Я снова заплакала, хлюпая носом и кивая, и альфа мягко поцеловал меня в лоб, шепча, что обязательно обо всем позаботиться. Ночь мы провели втроем — Медвежонок спал между нами, и мы обнимали его с двух сторон, словно собственного ребенка. Посреди ночи он проснулся от боли, и я встала ему за таблетками, пока Йон успокаивал его и легонько прижимал к себе, смягчая его состояние своим запахом. Пожалуй, это был первый раз, когда он так вел себя с ним — вообще с любой другой омегой, кроме меня. Это был странный танец биологии, который у меня при всем желании не получалось назвать или посчитать неуместным или отталкивающим. Отзываясь на феромоны альфы, тело Медвежонка расслабилось, спазмом сведенные мышцы разжались, а, благодаря выбросу эндорфинов, ему стало легче еще до того, как подействовало лекарство. Но этим дело не ограничилось, и когда я снова вернулась в кровать, обняв парнишку со своей стороны, то вдруг ощутила то, чего никогда не происходило, когда мы валялись с ним вдвоем, пусть даже в самых тесных и интимных объятиях.

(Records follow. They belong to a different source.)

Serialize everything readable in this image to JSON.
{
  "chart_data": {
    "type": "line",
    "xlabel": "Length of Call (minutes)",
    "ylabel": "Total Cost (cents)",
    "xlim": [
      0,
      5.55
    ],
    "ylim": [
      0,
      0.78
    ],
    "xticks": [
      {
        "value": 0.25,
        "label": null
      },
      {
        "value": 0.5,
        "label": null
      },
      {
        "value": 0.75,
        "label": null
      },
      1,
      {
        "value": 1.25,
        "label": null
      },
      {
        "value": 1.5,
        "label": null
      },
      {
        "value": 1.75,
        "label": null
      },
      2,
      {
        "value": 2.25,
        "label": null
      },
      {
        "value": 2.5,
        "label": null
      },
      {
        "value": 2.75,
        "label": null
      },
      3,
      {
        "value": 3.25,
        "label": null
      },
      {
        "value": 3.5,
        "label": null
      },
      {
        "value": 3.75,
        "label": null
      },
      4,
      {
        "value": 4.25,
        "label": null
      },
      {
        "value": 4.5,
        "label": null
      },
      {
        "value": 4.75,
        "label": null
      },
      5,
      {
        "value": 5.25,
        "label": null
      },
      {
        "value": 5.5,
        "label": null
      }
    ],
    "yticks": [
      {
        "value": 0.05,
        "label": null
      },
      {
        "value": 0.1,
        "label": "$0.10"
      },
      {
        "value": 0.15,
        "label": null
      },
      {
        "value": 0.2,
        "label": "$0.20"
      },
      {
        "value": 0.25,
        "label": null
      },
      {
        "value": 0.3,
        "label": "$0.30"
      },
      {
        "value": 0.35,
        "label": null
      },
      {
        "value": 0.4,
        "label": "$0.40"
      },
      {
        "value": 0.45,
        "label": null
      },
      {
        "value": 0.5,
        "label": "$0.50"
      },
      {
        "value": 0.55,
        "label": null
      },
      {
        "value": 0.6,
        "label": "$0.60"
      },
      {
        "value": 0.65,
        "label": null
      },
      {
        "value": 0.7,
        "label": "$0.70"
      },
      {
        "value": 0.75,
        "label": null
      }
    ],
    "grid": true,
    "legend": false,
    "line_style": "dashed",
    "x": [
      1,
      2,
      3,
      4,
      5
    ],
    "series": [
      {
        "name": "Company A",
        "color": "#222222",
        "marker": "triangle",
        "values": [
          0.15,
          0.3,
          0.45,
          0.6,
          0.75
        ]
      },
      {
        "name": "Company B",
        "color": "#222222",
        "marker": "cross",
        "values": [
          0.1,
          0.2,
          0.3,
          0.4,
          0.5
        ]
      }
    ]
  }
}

— Простите меня, — смущенно пробормотал он, не зная, как повернуться, чтобы никого не задеть внезапным твердым бугорком в своих пижамных штанах. — Я это… не контролирую.

— Конечно, не контролируешь, — поспешила успокоить его я. — Все нормально.

— Спасибо, — тихо выдохнул омега, в итоге вытянувшись на спине. — Мне… вроде бы полегче. Я… посплю еще немного, ладно?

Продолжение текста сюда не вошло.